Cactus Cowboys

I don’t know why J. R. Williams didn’t get a Pulitzer because he came out of the same cartoon mould as Bill Maudlin who received two. For three decades Williams drew a cartoon a day and was syndicated in more than 700 newspapers at his peak.

He was born in 1888 and by 1930 he had 40,000,000 readers. Many of his cartoons later were published in book form, the main titles being: Bull Of The Woods, Out Our Way, Kids Out Our Way, Cowboys Out Our Way, Why Mothers Get Gray and Born Thirty Years Too Soon, and by my count they were reprinted a total of sixty times before he died in 1957.

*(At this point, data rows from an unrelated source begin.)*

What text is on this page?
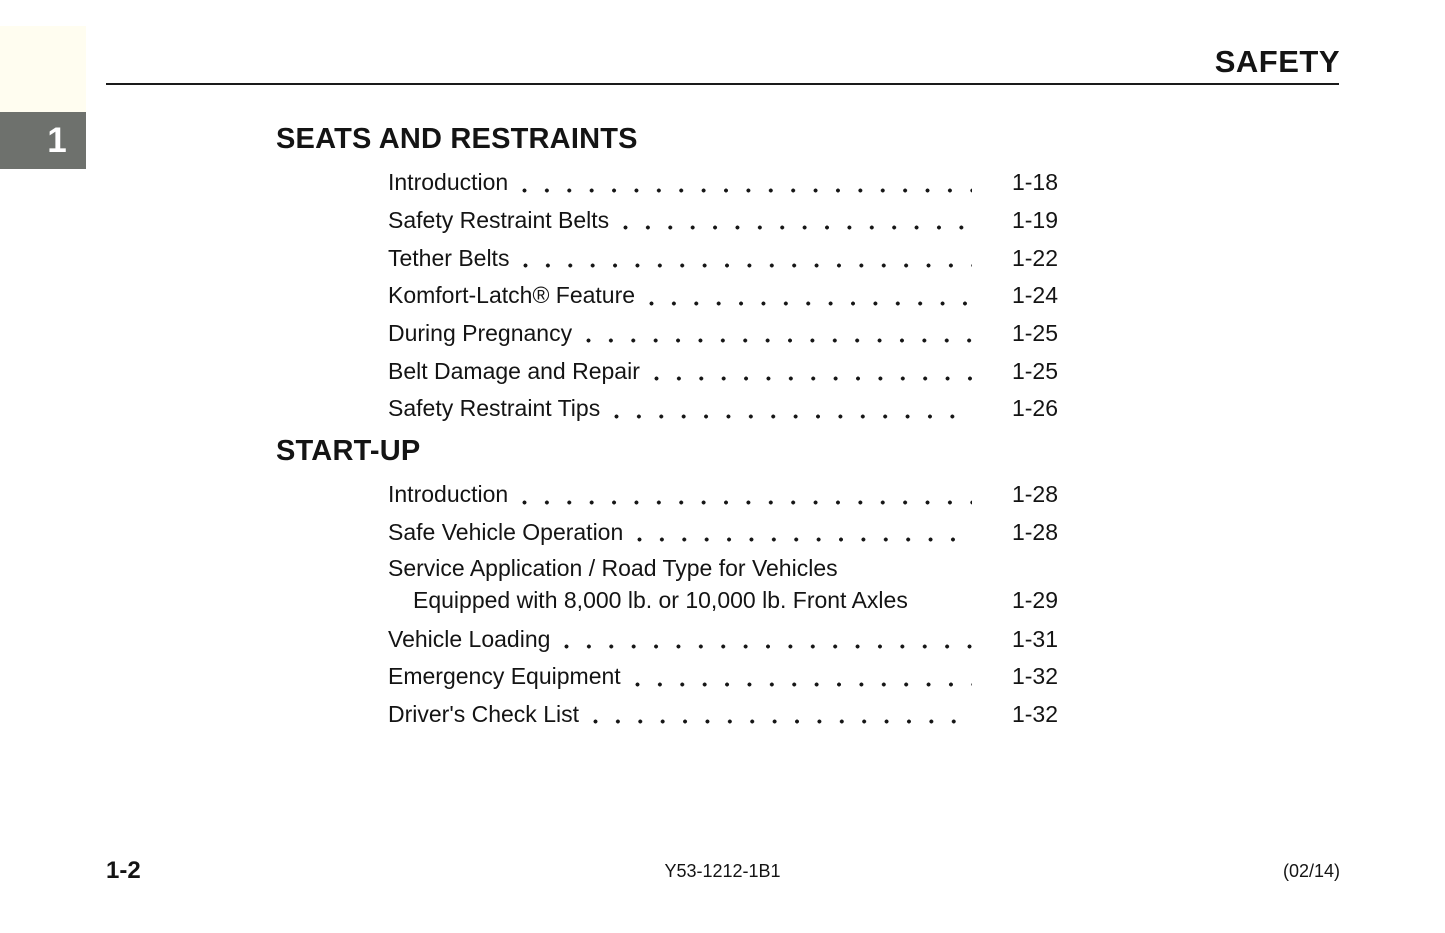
SAFETY
1	SEATS AND RESTRAINTS
Introduction	1-18
Safety Restraint Belts	1-19
Tether Belts	1-22
Komfort-Latch® Feature	1-24
During Pregnancy	1-25
Belt Damage and Repair	1-25
Safety Restraint Tips	1-26
START-UP
Introduction	1-28
Safe Vehicle Operation	1-28
Service Application / Road Type for Vehicles
Equipped with 8,000 lb. or 10,000 lb. Front Axles	1-29
Vehicle Loading	1-31
Emergency Equipment	1-32
Driver's Check List	1-32
1-2	Y53-1212-1B1	(02/14)
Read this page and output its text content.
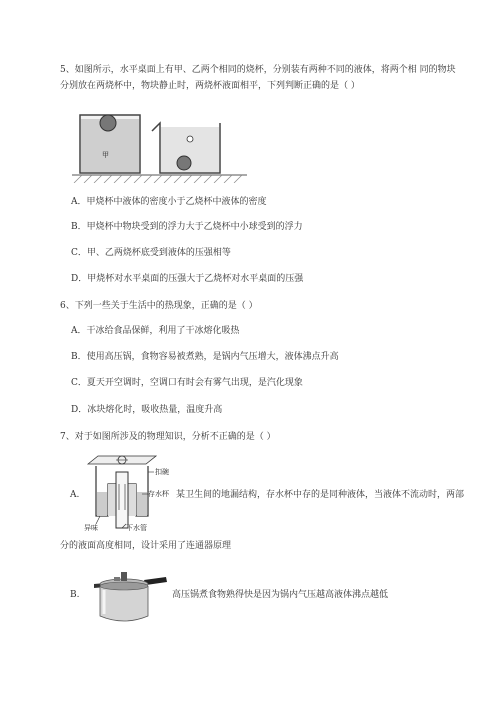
5、如图所示，水平桌面上有甲、乙两个相同的烧杯，分别装有两种不同的液体，将两个相 同的物块
分别放在两烧杯中，物块静止时，两烧杯液面相平，下列判断正确的是（ ）
甲
A．甲烧杯中液体的密度小于乙烧杯中液体的密度
B．甲烧杯中物块受到的浮力大于乙烧杯中小球受到的浮力
C．甲、乙两烧杯底受到液体的压强相等
D．甲烧杯对水平桌面的压强大于乙烧杯对水平桌面的压强
6、下列一些关于生活中的热现象，正确的是（ ）
A．干冰给食品保鲜，利用了干冰熔化吸热
B．使用高压锅，食物容易被煮熟，是锅内气压增大，液体沸点升高
C．夏天开空调时，空调口有时会有雾气出现，是汽化现象
D．冰块熔化时，吸收热量，温度升高
7、对于如图所涉及的物理知识，分析不正确的是（ ）
扣碗
存水杯
异味	下水管
A.	某卫生间的地漏结构，存水杯中存的是同种液体，当液体不流动时，两部
分的液面高度相同，设计采用了连通器原理
B.	高压锅煮食物熟得快是因为锅内气压越高液体沸点越低
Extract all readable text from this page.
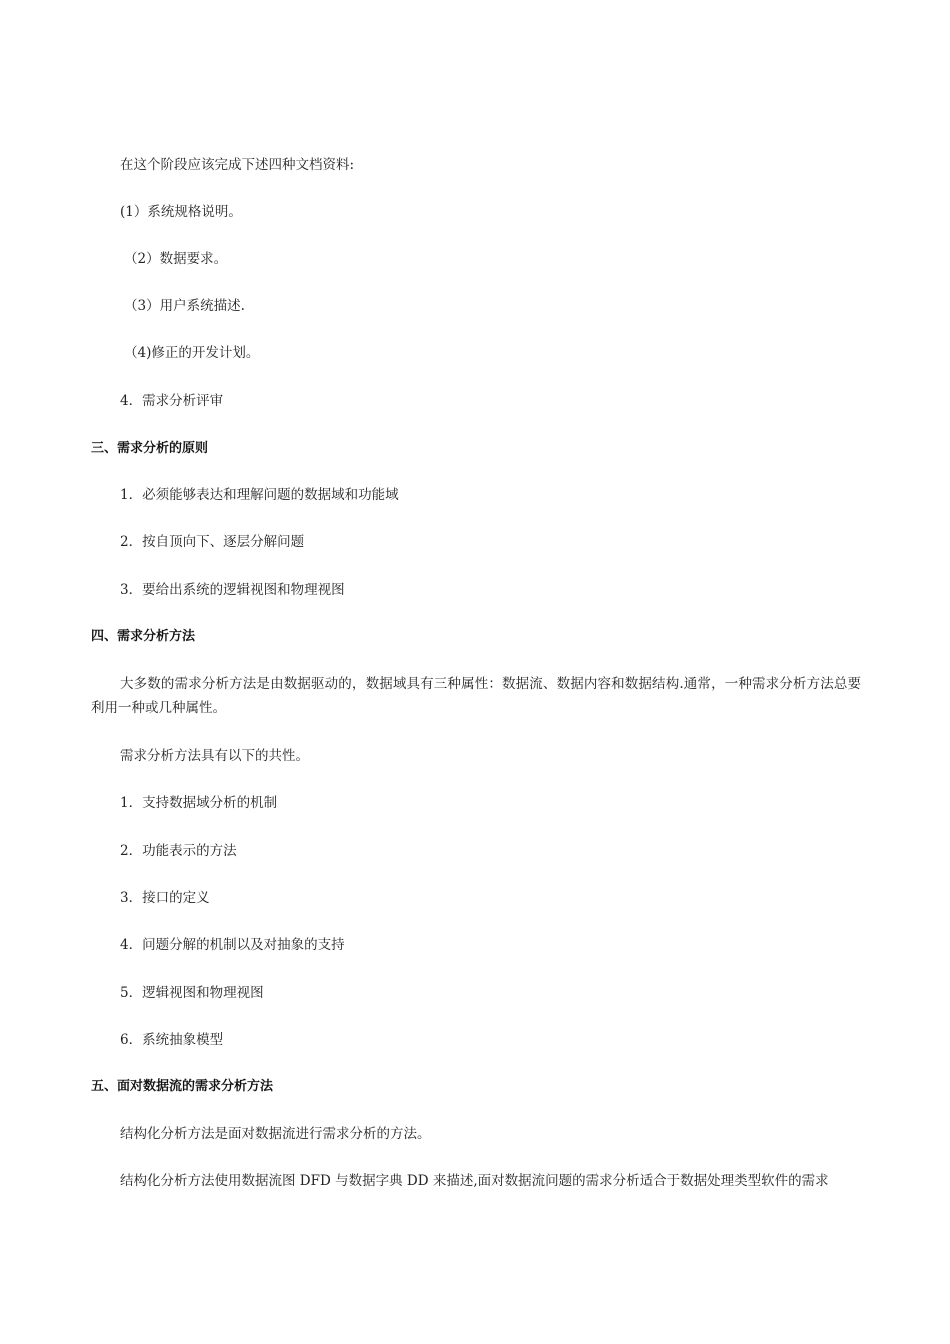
在这个阶段应该完成下述四种文档资料:
(1）系统规格说明。
（2）数据要求。
（3）用户系统描述.
（4)修正的开发计划。
4．需求分析评审
三、需求分析的原则
1．必须能够表达和理解问题的数据域和功能域
2．按自顶向下、逐层分解问题
3．要给出系统的逻辑视图和物理视图
四、需求分析方法
大多数的需求分析方法是由数据驱动的，数据域具有三种属性：数据流、数据内容和数据结构.通常，一种需求分析方法总要利用一种或几种属性。
需求分析方法具有以下的共性。
1．支持数据域分析的机制
2．功能表示的方法
3．接口的定义
4．问题分解的机制以及对抽象的支持
5．逻辑视图和物理视图
6．系统抽象模型
五、面对数据流的需求分析方法
结构化分析方法是面对数据流进行需求分析的方法。
结构化分析方法使用数据流图 DFD 与数据字典 DD 来描述,面对数据流问题的需求分析适合于数据处理类型软件的需求
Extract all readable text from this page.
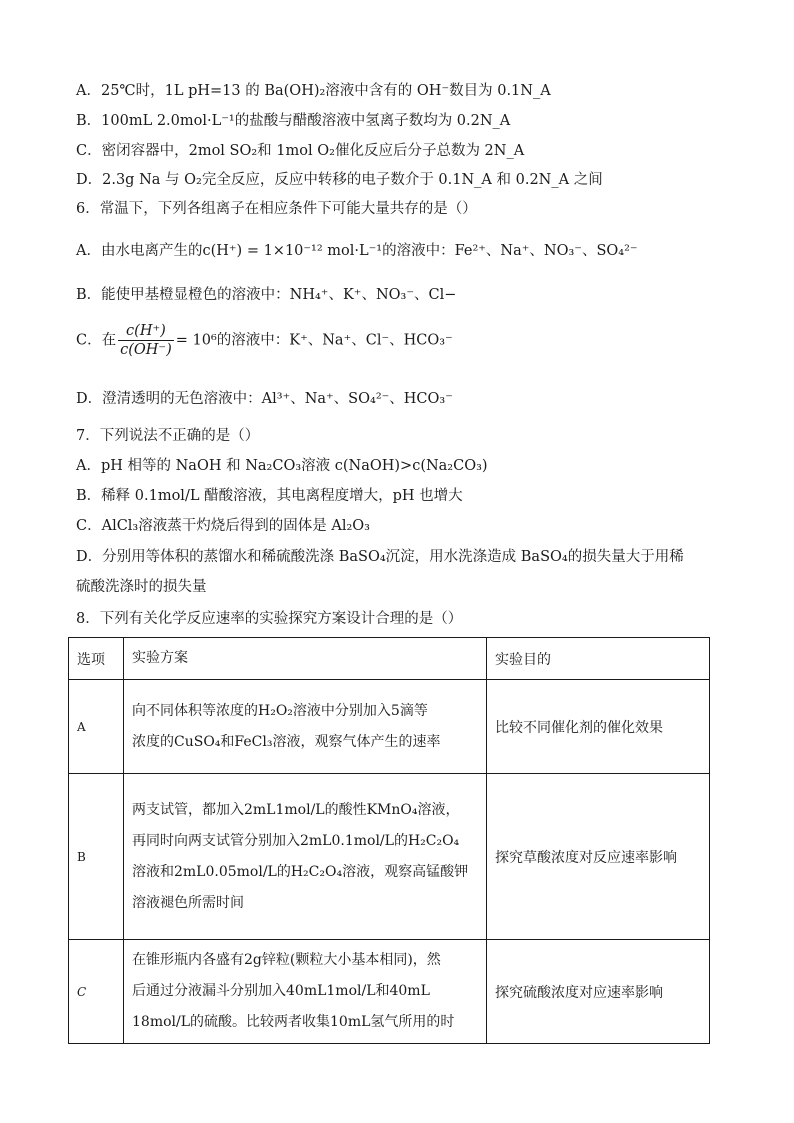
A．25℃时，1L pH=13 的 Ba(OH)₂溶液中含有的 OH⁻数目为 0.1N_A
B．100mL 2.0mol·L⁻¹的盐酸与醋酸溶液中氢离子数均为 0.2N_A
C．密闭容器中，2mol SO₂和 1mol O₂催化反应后分子总数为 2N_A
D．2.3g Na 与 O₂完全反应，反应中转移的电子数介于 0.1N_A 和 0.2N_A 之间
6．常温下，下列各组离子在相应条件下可能大量共存的是（）
A．由水电离产生的c(H⁺) = 1×10⁻¹² mol·L⁻¹的溶液中：Fe²⁺、Na⁺、NO₃⁻、SO₄²⁻
B．能使甲基橙显橙色的溶液中：NH₄⁺、K⁺、NO₃⁻、Cl−
C．在 $\frac{c(H^+)}{c(OH^-)} = 10^6$的溶液中：K⁺、Na⁺、Cl⁻、HCO₃⁻
D．澄清透明的无色溶液中：Al³⁺、Na⁺、SO₄²⁻、HCO₃⁻
7．下列说法不正确的是（）
A．pH 相等的 NaOH 和 Na₂CO₃溶液 c(NaOH)>c(Na₂CO₃)
B．稀释 0.1mol/L 醋酸溶液，其电离程度增大，pH 也增大
C．AlCl₃溶液蒸干灼烧后得到的固体是 Al₂O₃
D．分别用等体积的蒸馏水和稀硫酸洗涤 BaSO₄沉淀，用水洗涤造成 BaSO₄的损失量大于用稀
硫酸洗涤时的损失量
8．下列有关化学反应速率的实验探究方案设计合理的是（）
选项	实验方案	实验目的
A	向不同体积等浓度的H₂O₂溶液中分别加入5滴等
浓度的CuSO₄和FeCl₃溶液，观察气体产生的速率	比较不同催化剂的催化效果
B	两支试管，都加入2mL1mol/L的酸性KMnO₄溶液，
再同时向两支试管分别加入2mL0.1mol/L的H₂C₂O₄
溶液和2mL0.05mol/L的H₂C₂O₄溶液，观察高锰酸钾
溶液褪色所需时间	探究草酸浓度对反应速率影响
C	在锥形瓶内各盛有2g锌粒(颗粒大小基本相同)，然
后通过分液漏斗分别加入40mL1mol/L和40mL
18mol/L的硫酸。比较两者收集10mL氢气所用的时	探究硫酸浓度对应速率影响
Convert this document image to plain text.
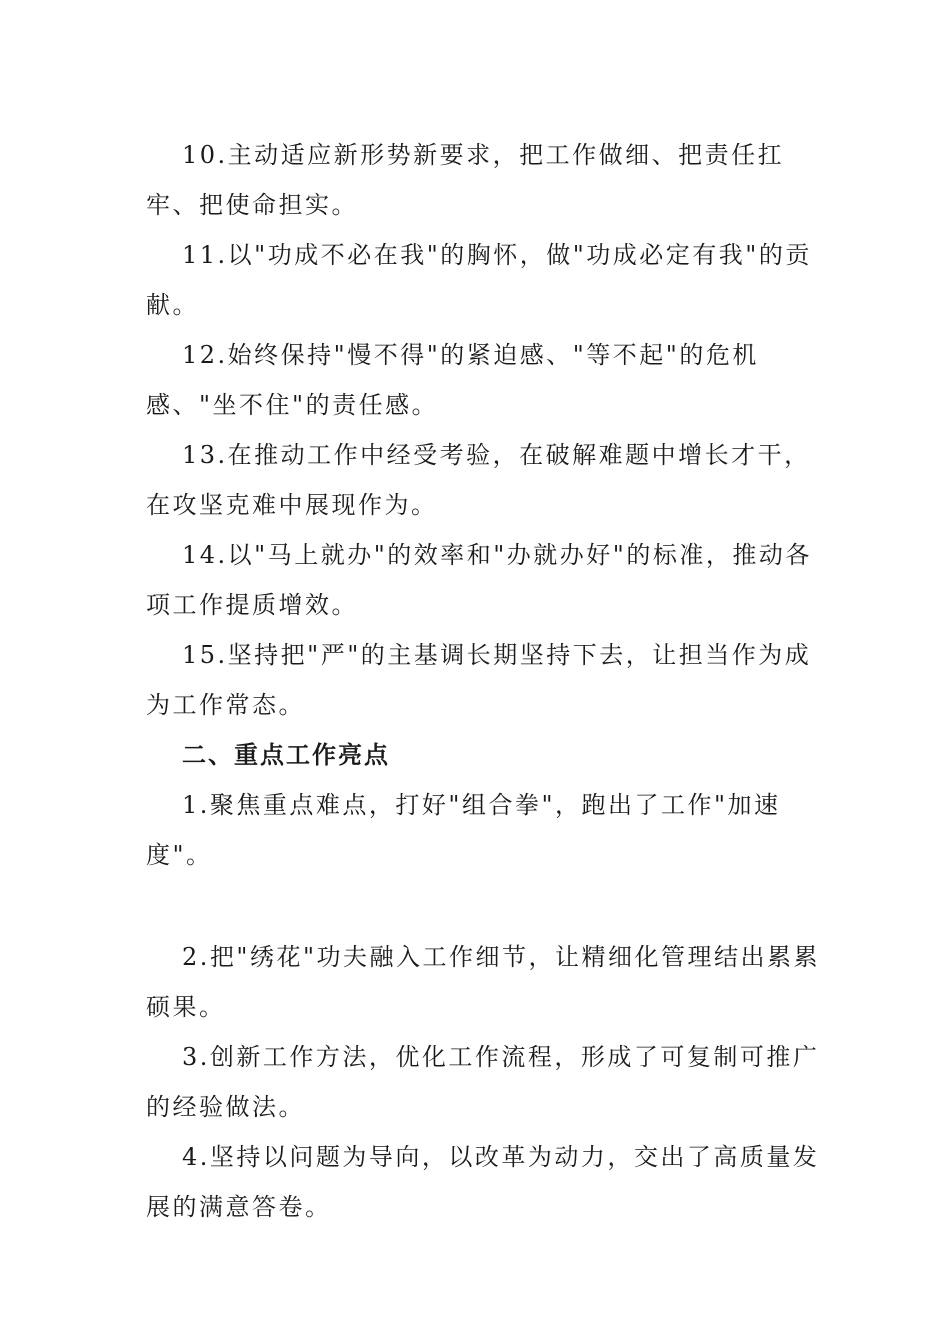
10.主动适应新形势新要求，把工作做细、把责任扛牢、把使命担实。

11.以"功成不必在我"的胸怀，做"功成必定有我"的贡献。

12.始终保持"慢不得"的紧迫感、"等不起"的危机感、"坐不住"的责任感。

13.在推动工作中经受考验，在破解难题中增长才干，在攻坚克难中展现作为。

14.以"马上就办"的效率和"办就办好"的标准，推动各项工作提质增效。

15.坚持把"严"的主基调长期坚持下去，让担当作为成为工作常态。

二、重点工作亮点

1.聚焦重点难点，打好"组合拳"，跑出了工作"加速度"。

2.把"绣花"功夫融入工作细节，让精细化管理结出累累硕果。

3.创新工作方法，优化工作流程，形成了可复制可推广的经验做法。

4.坚持以问题为导向，以改革为动力，交出了高质量发展的满意答卷。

Williams was most productive during the 1940s when words in the west still were country-spoken and experience was protection. He owned a 45,000 acre ranch near Prescott and knew the lingo of the land. His drawings conveyed a timeless message in a nostalgic way that didn’t need underlining. Most of his cowboy characters, like Curly, Wes, Stiffy and Big Ick had their cow senses honed in tough places where social crops were not yet planted and the easy life was a distant dream.


In the Williams cartoon titled The Rusty King, J. Frank Dobie noted that the king was wearing shoes instead of boots, and was smoking a pipe, a depiction past the stretch where modern cowboy artists might feel at ease. There was no reason for him to imitate a cowboy, he was one. “The ignominious mare he straddles has cholla joints in her tail and is asleep on one hip while he sits sizing up a bunch of cattle that only cow people can see.”

Williams left school at age fifteen and once took a short course in drawing. Guess it didn’t hurt him none.